Joseph Aston Phiri, Lusako Lucky Sibale, Gloria Kapira, Lukerensia Mlogoti, James Tchado Nyirenda, Ndaona Mitole, Alice Kusakala, Charles Ndovi, Precious Chigamba, Aaron Pearson Chirambo, Klara Doherty, Robert K Nyirenda, Thokozani Kayembe, Janet Zambezi, Edwin Lisimba
Abstract
Open AccessDespite systemic viral suppression, people living with HIV (PLHIV) on antiretroviral therapy (ART) remain highly susceptible to pneumococcal colonisation and disease. Here, we show that long-term ART does not restore nasal mucosal immunity. Using flow cytometry, single-cell transcriptomics, and neutrophil functional assays, we identify a persistent mucosal immune signature in PLHIV-ART > 1 yr marked by epithelial-driven neutrophilic inflammation, T cell exhaustion, and cellular senescence. Neutrophils exhibit mitochondrial stress, senescence-associated secretory phenotype (SASP) gene expression, and impaired oxidative burst, particularly in individuals with pneumococcal carriage. Epithelial cells express elevated neutrophil-recruiting ligand genes, while nasal T cells display pro-apoptotic and exhaustion gene profiles.

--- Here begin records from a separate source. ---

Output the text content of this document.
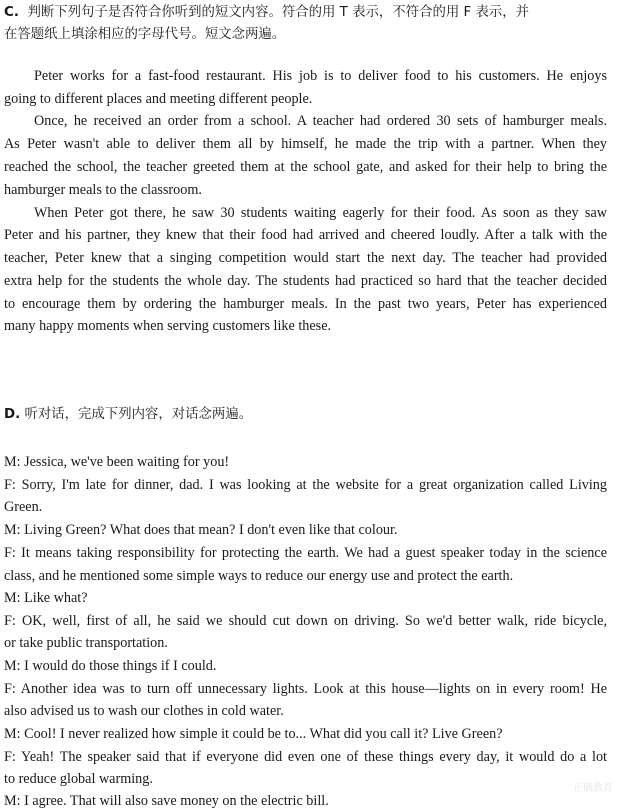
C. 判断下列句子是否符合你听到的短文内容。符合的用 T 表示，不符合的用 F 表示，并
在答题纸上填涂相应的字母代号。短文念两遍。
Peter works for a fast-food restaurant. His job is to deliver food to his customers. He enjoys
going to different places and meeting different people.
Once, he received an order from a school. A teacher had ordered 30 sets of hamburger meals.
As Peter wasn't able to deliver them all by himself, he made the trip with a partner. When they
reached the school, the teacher greeted them at the school gate, and asked for their help to bring the
hamburger meals to the classroom.
When Peter got there, he saw 30 students waiting eagerly for their food. As soon as they saw
Peter and his partner, they knew that their food had arrived and cheered loudly. After a talk with the
teacher, Peter knew that a singing competition would start the next day. The teacher had provided
extra help for the students the whole day. The students had practiced so hard that the teacher decided
to encourage them by ordering the hamburger meals. In the past two years, Peter has experienced
many happy moments when serving customers like these.
D. 听对话，完成下列内容，对话念两遍。
M: Jessica, we've been waiting for you!
F: Sorry, I'm late for dinner, dad. I was looking at the website for a great organization called Living
Green.
M: Living Green? What does that mean? I don't even like that colour.
F: It means taking responsibility for protecting the earth. We had a guest speaker today in the science
class, and he mentioned some simple ways to reduce our energy use and protect the earth.
M: Like what?
F: OK, well, first of all, he said we should cut down on driving. So we'd better walk, ride bicycle,
or take public transportation.
M: I would do those things if I could.
F: Another idea was to turn off unnecessary lights. Look at this house—lights on in every room! He
also advised us to wash our clothes in cold water.
M: Cool! I never realized how simple it could be to... What did you call it? Live Green?
F: Yeah! The speaker said that if everyone did even one of these things every day, it would do a lot
to reduce global warming.
M: I agree. That will also save money on the electric bill.
正确教育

Neutrophilic inflammation is strongly associated with pneumococcal carriage density, implicating a feedforward loop between inflammation and microbial persistence. Our findings reveal tissue-specific immune dysregulation despite ART and suggest that targeting epithelial-immune signalling or neutrophil senescence may offer novel therapeutic avenues to reduce respiratory pathogen burden in PLHIV.